Error when instantiating dataloaders outside training_function

Currently testing out HuggingFace Accelerate on TPUs on Colab based on the example notebook.

My question: Do you have to instantiate the dataloaders inside the training function? Because I didn’t, and then I get this error:

UnboundLocalError: local variable 'train_dataloader' referenced before assignment
Exception in device=TPU:5: local variable 'train_dataloader' referenced before assignment
Traceback (most recent call last):
  File "/usr/local/lib/python3.7/dist-packages/torch_xla/distributed/xla_multiprocessing.py", line 329, in _mp_start_fn
    _start_fn(index, pf_cfg, fn, args)
  File "/usr/local/lib/python3.7/dist-packages/torch_xla/distributed/xla_multiprocessing.py", line 323, in _start_fn
    fn(gindex, *args)
  File "/usr/local/lib/python3.7/dist-packages/accelerate/utils.py", line 274, in __call__
    self.launcher(*args)
  File "<ipython-input-20-001611a4ea01>", line 33, in training_function
    model, optimizer, train_dataloader, val_dataloader, test_dataloader
UnboundLocalError: local variable 'train_dataloader' referenced before assignment
Exception in device=TPU:4: local variable 'train_dataloader' referenced before assignment

It’s weird, because accelerator.prepare is defined within the training_function. The train_dataloader is a global variable, is that the problem?

cc @sgugger

Update: apparently you have to, because it only works when instantiating the dataloaders inside the training_function.

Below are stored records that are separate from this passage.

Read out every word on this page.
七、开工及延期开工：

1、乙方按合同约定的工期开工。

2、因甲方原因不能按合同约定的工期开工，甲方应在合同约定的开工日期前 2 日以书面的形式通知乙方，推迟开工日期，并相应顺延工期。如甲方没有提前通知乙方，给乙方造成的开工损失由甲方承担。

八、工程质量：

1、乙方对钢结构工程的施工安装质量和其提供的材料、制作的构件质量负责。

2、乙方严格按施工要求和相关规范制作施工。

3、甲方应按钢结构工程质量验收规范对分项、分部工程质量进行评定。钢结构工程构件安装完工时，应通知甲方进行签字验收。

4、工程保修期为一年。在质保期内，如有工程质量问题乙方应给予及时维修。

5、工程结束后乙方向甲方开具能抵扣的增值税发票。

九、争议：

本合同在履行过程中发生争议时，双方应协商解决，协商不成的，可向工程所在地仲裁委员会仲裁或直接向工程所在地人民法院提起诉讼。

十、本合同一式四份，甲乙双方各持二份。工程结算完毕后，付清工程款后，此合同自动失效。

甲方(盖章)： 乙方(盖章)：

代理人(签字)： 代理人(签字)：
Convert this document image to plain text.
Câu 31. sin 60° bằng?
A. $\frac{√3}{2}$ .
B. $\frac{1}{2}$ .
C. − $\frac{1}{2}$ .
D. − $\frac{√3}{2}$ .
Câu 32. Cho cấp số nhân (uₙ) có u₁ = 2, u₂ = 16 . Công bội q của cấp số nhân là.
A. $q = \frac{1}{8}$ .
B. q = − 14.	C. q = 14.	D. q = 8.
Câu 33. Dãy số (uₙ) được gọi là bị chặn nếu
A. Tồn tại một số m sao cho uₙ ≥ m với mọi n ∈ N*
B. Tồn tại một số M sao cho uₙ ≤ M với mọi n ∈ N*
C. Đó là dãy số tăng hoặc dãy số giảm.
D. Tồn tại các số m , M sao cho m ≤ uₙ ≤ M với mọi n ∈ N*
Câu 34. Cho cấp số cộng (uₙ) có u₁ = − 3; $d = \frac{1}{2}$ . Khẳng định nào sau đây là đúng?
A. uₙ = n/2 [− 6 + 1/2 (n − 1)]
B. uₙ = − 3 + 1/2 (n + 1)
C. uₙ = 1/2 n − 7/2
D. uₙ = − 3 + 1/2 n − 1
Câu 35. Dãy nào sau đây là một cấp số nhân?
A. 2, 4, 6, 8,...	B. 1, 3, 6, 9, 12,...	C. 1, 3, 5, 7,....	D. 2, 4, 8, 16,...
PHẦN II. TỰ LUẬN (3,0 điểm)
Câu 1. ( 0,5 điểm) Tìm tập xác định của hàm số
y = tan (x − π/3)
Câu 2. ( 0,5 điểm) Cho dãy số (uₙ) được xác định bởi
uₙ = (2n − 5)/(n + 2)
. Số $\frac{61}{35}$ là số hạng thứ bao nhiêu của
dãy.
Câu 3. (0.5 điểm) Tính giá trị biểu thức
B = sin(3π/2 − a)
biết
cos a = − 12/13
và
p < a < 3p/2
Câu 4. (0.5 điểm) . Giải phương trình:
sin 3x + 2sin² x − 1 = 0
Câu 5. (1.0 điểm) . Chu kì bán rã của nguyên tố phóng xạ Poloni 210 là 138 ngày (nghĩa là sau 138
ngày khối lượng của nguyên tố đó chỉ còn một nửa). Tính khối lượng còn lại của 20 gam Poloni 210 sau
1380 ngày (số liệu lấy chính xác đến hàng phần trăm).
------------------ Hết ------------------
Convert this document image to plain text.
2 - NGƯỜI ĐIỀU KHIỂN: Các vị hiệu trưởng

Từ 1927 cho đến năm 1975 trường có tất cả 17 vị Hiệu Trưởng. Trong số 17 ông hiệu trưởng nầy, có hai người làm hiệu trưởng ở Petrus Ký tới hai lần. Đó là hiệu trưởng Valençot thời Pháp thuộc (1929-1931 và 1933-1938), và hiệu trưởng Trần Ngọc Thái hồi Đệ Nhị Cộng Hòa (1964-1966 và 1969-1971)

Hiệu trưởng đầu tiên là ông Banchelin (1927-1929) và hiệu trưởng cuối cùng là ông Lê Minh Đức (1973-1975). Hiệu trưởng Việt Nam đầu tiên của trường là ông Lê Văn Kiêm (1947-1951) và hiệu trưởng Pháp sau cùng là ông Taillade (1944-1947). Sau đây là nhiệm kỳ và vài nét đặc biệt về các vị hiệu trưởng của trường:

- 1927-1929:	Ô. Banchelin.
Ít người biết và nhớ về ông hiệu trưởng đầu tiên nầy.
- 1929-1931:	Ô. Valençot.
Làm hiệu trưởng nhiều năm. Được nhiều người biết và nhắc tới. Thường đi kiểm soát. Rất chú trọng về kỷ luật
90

Yes we were just investigating that with @lewtun . Weirdly, it works if you name the prepared dataloader differently (train_dl for instance) but not if it has the same name as the global variable.

1 Like

Hmm yes that’s weird. Also, how can you access the model after you’ve trained it? Because the model variable is only defined within the training function.

Update: I tried by adding model.save_pretrained(directory_name) within the function, such that you can access it after training, but this gives me an error:

Configuration saved in /content/config.json
---------------------------------------------------------------------------
ProcessExitedException                    Traceback (most recent call last)
<ipython-input-28-a91f3c0bb4fd> in <module>()
      1 from accelerate import notebook_launcher
      2 
----> 3 notebook_launcher(training_function)

3 frames
/usr/local/lib/python3.7/dist-packages/torch/multiprocessing/spawn.py in join(self, timeout)
    134                     error_pid=failed_process.pid,
    135                     exit_code=exitcode,
--> 136                     signal_name=name
    137                 )
    138             else:

ProcessExitedException: process 7 terminated with signal SIGKILL

This is probably because the model is still replicated on 8 TPU cores?

You need to specifically use the save function PyTorch XLA gives you to avoid error, so to use accelerator.save. See the doc on saving for mor context but basically:

# Wait for all the processes to arrive
accelerator.wait_for_everyone()
# Save the real model, not the DDP wrapper
unwrapped_model = accelerator.unwrap_model(model)
# Use accelerator.save to save
model.save_pretrained(local_folder, save_function=accelerate.save)

See also this script for another example.

2 Likes